Of Mice and Men, which closed last week, turned out to be a strong performer throughout its limited run. The James Franco-Chris O'Dowd starrer was received respectfully, if not enthusiastically, by critics, and didn't get much traction at the Tonys, but audiences came nonetheless. The production rarely played to full capacity, but was usually hovering just under, between 95-99%. The final week was no exception. Houses were just under capacity at 99.9%. But box office was well above potential, sitting at nearly 110% of the possible take. Average ticket price during the last week was $121.06. Should Franco wish to return to Broadway, it's a good bet that producers will welcome his back with open arms.
With Mice having scurried away, and The Cripple of Inishmaan having departed last week, Broadway now has a grand total of zero straight plays on the boards. All 27 attractions on offer are musicals.

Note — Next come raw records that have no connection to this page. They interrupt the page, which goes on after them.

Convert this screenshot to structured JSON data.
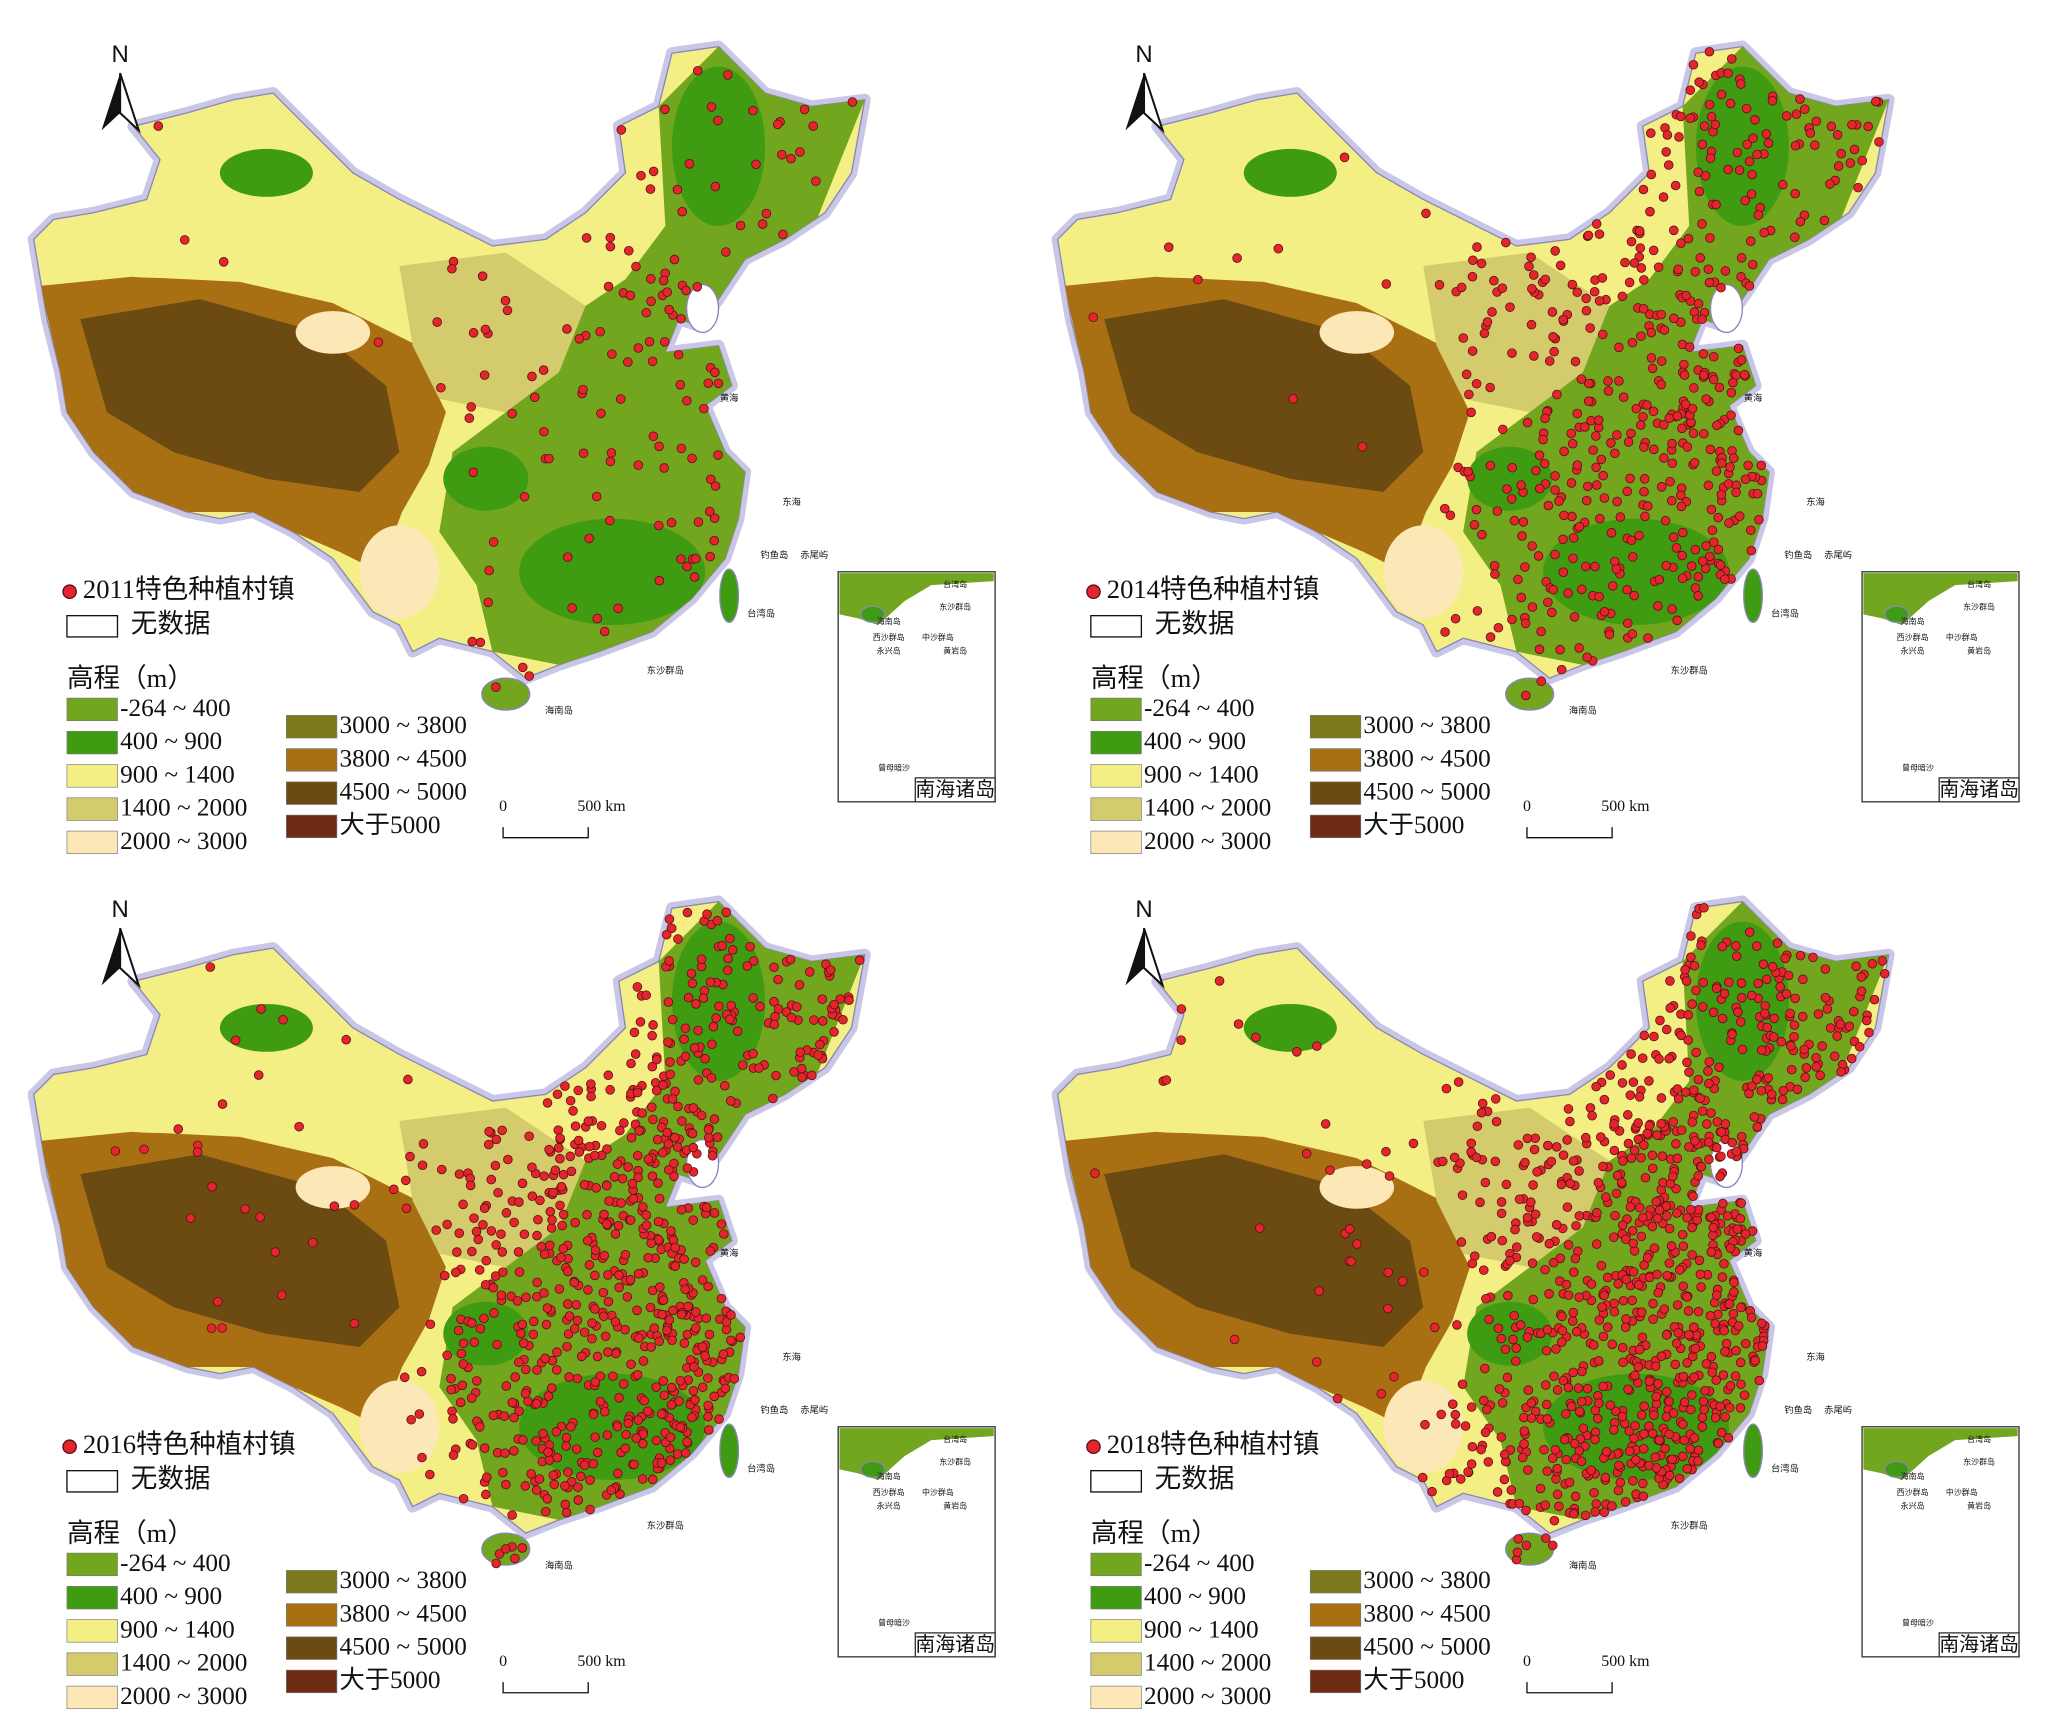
{
  "north": "N",
  "panels": [
    {
      "title": "2011特色种植村镇"
    },
    {
      "title": "2014特色种植村镇"
    },
    {
      "title": "2016特色种植村镇"
    },
    {
      "title": "2018特色种植村镇"
    }
  ],
  "legend": {
    "no_data": "无数据",
    "elevation_title": "高程（m）",
    "classes": [
      {
        "label": "-264 ~ 400",
        "color": "#72a61e"
      },
      {
        "label": "400 ~ 900",
        "color": "#3f9c12"
      },
      {
        "label": "900 ~ 1400",
        "color": "#f4ef84"
      },
      {
        "label": "1400 ~ 2000",
        "color": "#d3cb6c"
      },
      {
        "label": "2000 ~ 3000",
        "color": "#fbe8b6"
      },
      {
        "label": "3000 ~ 3800",
        "color": "#7c7a1c"
      },
      {
        "label": "3800 ~ 4500",
        "color": "#a87013"
      },
      {
        "label": "4500 ~ 5000",
        "color": "#6c4b13"
      },
      {
        "label": "大于5000",
        "color": "#6e2a12"
      }
    ]
  },
  "scale_bar": {
    "start": "0",
    "end": "500 km"
  },
  "map_labels": [
    "黄海",
    "东海",
    "钓鱼岛",
    "赤尾屿",
    "台湾岛",
    "东沙群岛",
    "海南岛"
  ],
  "inset": {
    "title": "南海诸岛",
    "labels": [
      "台湾岛",
      "东沙群岛",
      "海南岛",
      "西沙群岛",
      "中沙群岛",
      "永兴岛",
      "黄岩岛",
      "曾母暗沙"
    ]
  }
}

The top perfomer among those tuners is, as always, The Book of Mormon, which never ceases to print money over at the Eugene O'Neill. Capacity crowds paid an average of $187.45 to gain admission to the smash. Collections were, however, down $177,002 from last week, but that's only because the production played nine performances last week, instead of eight. (And that's about as close to bad box-office news as you're going to get at Mormon.)
The great majority of the musicals played to 90% or above capacity house. The only titles not to achieve that number were Bullets Over Broadway (which announced last week that it would close later this summer), Chicago, Cinderella, If/Then, Motown, Once, Rock of Ages, Rocky and Violet. Collecting the least percentage of their possible box office were Bullets and Once, at 49% and 51% respectively.